Nachbarschaftshilfe Taunusstein: Mitgliederversammlung 2010

Prominente Gratulanten waren erschienen zur Mitgliederversammlung ein Jahr nach der Gründung der Nachbarschaftshilfe Taunusstein. 

Die Grüße des Rheingau-Taunus-Kreises überbrachte Landrat Burkhard Albers, der den Vorbildcharakter des Vereins auch für andere Kommunen betonte. Angesichts der immer älter werdenden Bevölkerung wies er auf die Wichtigkeit hin, nachbarschaftlich helfende Strukturen gerade in ländlichen Bereichen aufzubauen und den demografischen Wandel auch als Chance zu begreifen. Mit Geldern der Aktion "Rat und Tat" unterstütze der Kreis solche Initiativen. 

Stadtverordnetenvorsteher Gerhard Wittmeyer betonte in seinem Grußwort, die Nachbarschaftshilfe habe bereits ein  Jahr nach ihrer Gründung eine wichtige Rolle im Leben der Stadt gewonnen. Die Leistungen der ehrenamtlichen Helfer seien für Taunusstein von großer Bedeutung. "Vereine wie der Ihre beweisen allen Unkenrufen zum Trotz, dass es nach wie vor viele Menschen gibt, die sich für eine Sache engagieren und für andere etwas tun", betonte Wittmeyer.

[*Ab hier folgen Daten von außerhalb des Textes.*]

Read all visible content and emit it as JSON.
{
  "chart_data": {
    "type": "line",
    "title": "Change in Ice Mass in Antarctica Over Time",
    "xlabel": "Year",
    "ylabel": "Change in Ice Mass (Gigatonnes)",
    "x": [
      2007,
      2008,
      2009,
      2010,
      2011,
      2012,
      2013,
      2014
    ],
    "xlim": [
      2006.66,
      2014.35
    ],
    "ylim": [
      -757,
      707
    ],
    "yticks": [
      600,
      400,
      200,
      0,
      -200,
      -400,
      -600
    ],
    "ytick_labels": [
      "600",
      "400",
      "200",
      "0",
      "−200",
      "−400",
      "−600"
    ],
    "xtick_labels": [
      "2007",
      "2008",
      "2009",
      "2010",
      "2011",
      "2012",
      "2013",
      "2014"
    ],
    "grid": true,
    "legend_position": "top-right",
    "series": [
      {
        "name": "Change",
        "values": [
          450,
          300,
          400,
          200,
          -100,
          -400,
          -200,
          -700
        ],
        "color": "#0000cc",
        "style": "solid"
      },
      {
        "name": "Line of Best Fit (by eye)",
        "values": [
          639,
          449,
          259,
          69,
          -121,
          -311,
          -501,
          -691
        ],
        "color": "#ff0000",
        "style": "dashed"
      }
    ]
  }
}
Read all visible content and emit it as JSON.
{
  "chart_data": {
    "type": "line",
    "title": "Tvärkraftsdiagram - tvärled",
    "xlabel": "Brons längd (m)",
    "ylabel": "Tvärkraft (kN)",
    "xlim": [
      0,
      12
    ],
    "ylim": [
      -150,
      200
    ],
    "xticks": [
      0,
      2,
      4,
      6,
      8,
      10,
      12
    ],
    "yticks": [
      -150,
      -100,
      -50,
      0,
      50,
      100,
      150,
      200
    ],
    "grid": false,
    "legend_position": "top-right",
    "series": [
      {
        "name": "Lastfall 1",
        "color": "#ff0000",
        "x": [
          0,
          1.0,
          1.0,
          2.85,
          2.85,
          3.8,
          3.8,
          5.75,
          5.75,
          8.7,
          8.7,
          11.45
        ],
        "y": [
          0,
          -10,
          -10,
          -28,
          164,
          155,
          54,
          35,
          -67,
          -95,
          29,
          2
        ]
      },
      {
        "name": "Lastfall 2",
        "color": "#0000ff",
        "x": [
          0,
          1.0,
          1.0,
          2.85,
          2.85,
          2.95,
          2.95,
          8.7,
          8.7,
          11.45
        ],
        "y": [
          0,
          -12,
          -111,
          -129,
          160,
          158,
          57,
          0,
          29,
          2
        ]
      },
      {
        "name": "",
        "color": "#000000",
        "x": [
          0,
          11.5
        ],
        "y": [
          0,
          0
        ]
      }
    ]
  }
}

Im Mittelpunkt der gut besuchten Mitgliederversammlung standen Bilanzierungen des ersten Jahres nach der Gründung im Mai 2009. Derzeit sind, wie die Vorsitzende Marlies Senne, berichtete, fast 180 Mitglieder zu verzeichnen, von ihnen hat sich ein Drittel zu aktiven Hilfeleistungen verschiedener Art bereiterklärt. Innerhalb eines Jahres hätten 377 Einsätze durchgeführt werden können. Frau Senne dankte Bürgermeister Michael Hofnagel und Waltraud Möhrlein von der Leitstelle Älterwerden für die städtischen Starthilfen. 

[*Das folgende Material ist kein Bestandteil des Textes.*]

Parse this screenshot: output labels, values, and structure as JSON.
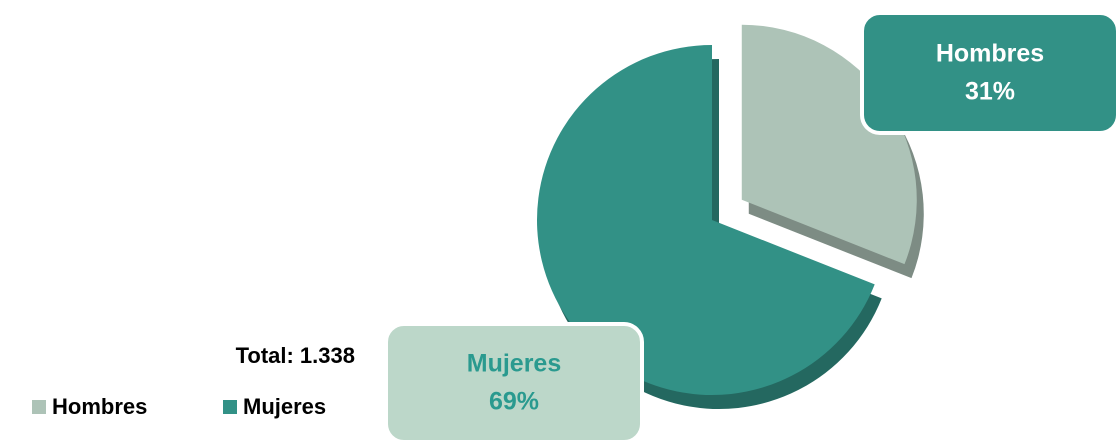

Weitere Berichte zur Finanzlage des Vereins kamen von Kurt Bischof, aus der Arbeit der Geschäftsstelle mit ihren ehrenamtlichen Helfern berichtete Ute Ottmann, die seit Jahresbeginn kommissarisch das Finanzressort übernommen hatte und nun für diese Aufgabe in den Vorstand gewählt wurde. Die zukünftigen Schwerpunkte der Vereinsarbeit umriss der stellvertretende Vorsitzende Manfred Reeg. Es wies darauf hin, dass vordringlich bei jenen Menschen, die der Hilfe durch den Verein bedürften, auch die Bereitschaft gefördert werden müsse, sich helfen zu lassen. Die Erfahrungen auch Anderer, die geholfen haben, fasste Reeg für sich so zusammen: "Ich engagiere mich, weil ich mit meiner Hilfe ab und zu ein Lächeln in das Gesicht eines alten Menschen zaubern kann."